In previous years, chip giant Intel (INTC 2.67%) would disclose to investors the percentage of its chip volume that was being built on a new manufacturing process. These disclosures would serve to highlight the health of the company's latest manufacturing technologies, bolstering investor confidence in the company's ability to continue to ramp new chip manufacturing technologies.

For example, for the fourth quarter 2012, then-CEO Paul Otellini said that more than half of the company's total microprocessor volume was built on the company's 22-nanometer manufacturing technology. This was quite impressive given that Intel started mass production of products on its 22-nanometer technology in the fourth quarter of 2011 and launched products early in the second quarter of 2012.

Intel has, until recently, been unwilling to disclose the percentage of its product mix that it had transitioned to its latest 14-nanometer technology. On the company's fourth quarter earnings call, the company finally disclosed this figure.

More than 50% as of November
According to a prepared statement from Intel, as of November 2015, more than half of the company's Client Computing Group units were built on the company's 14-nanometer manufacturing technology.

Intel had begun transitioning its thin-and-light PC volume to 14-nanometer in the beginning of the year with its Broadwell family of processors. Aside from fairly low-power notebook computers (i.e., MacBook Air and 13-inch Retina MacBook Pro-class systems), Intel's PC processor volume during the first half of 2015 was mainly on 22-nanometers.

However, in the second half of the year, Intel finally launched processors based on its Skylake architecture. These chips spanned the entire range of systems, from thin-and-light notebooks to high performance laptops and mainstream desktops, which I'm sure helped Intel achieve this relatively high 14-nanometer mix.

Expect that number to grow substantially in 2016
I believe that the vast majority of Intel's processors across all of its major product segments will transition to the 14-nanometer manufacturing node by the time 2016 winds to a close.

Indeed, it's hard to imagine that the proportion of Intel's client chip shipments built on the 14-nanometer technology will go anywhere but dramatically up during the course of 2016. The performance/power benefits that the 14-nanometer Skylake chips bring over the previous generation 22-nanometer Haswell processors is quite significant.

Additionally, Intel's current server processor lineup (Haswell-EP for 2-socket servers, Haswell-EX for up to 8-socket servers) is built on the company's 22-nanometer technology. The company is expected to roll-out its 14-nanometer Broadwell-EP and Broadwell-EX chips during the first half of 2016.

Although it will take some time for the company's server processor mix to completely shift from 22-nanometer silicon to 14-nanometer silicon, I do think that by the end of 2016 more than half of the company's server chip shipments will be on 14-nanometer.

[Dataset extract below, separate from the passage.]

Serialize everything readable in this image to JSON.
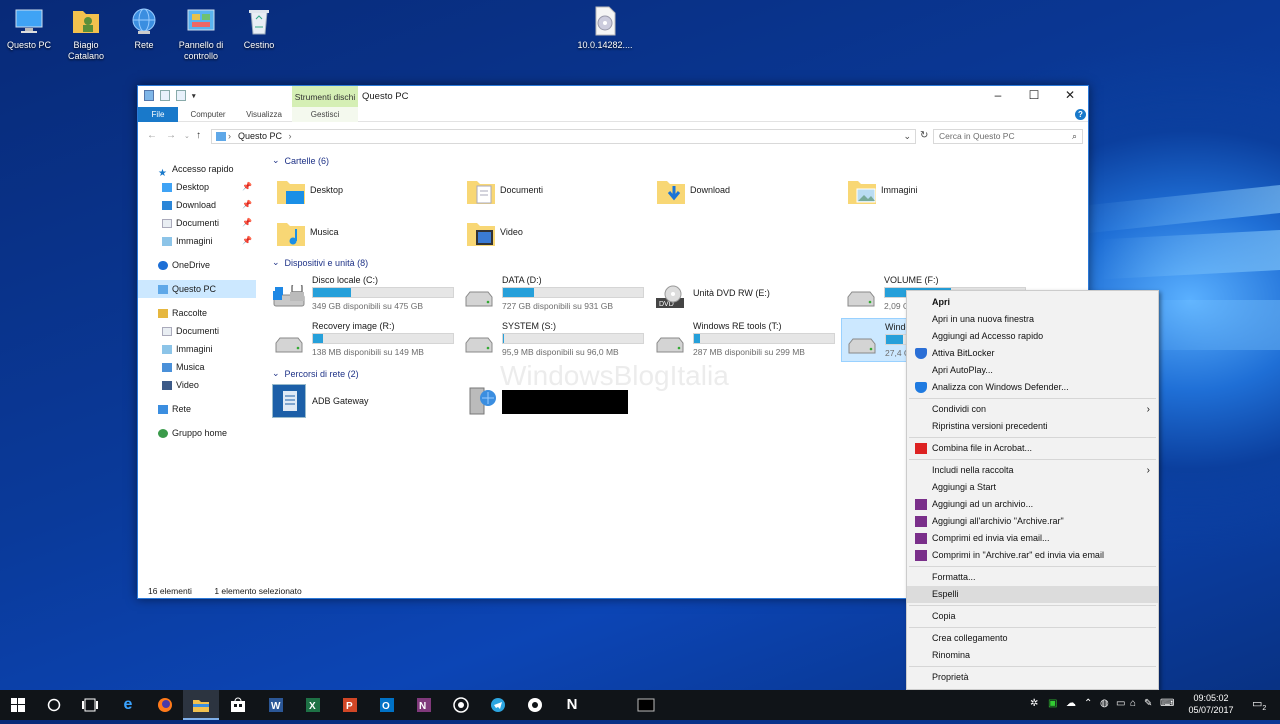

Practically everything from Intel should be on 14-nanometer by 1H 2017
Although I expect the vast majority of Intel processors to be built on 14-nanometer by the end of 2016, there still may be some 22-nanometer left in the mix. By the first half of 2017, however, I expect virtually none of Intel's microprocessor builds/shipments to be on 22-nanometer or older, with everything from client to server having transitioned to 14-nanometer.

That said, I don't expect all of Intel's 2017 processor mix to be on 14-nanometer as the company had said that it will introduce its first 10-nanometer designs during the second half of 2017. I expect that the first 10-nanometer products out of the gate will be the low-power Ultrabook-class chips for products such as the 12-inch MacBook and the MacBook Air.

It's not clear at this point how aggressively Intel will ramp 10-nanometer product in 2017, particularly with many of the 14-nanometer Kaby Lake processor models not launching until early 2017, but I'd imagine that 10-nanometer won't comprise the bulk of the company's chip shipments until the second half of 2018 at the earliest.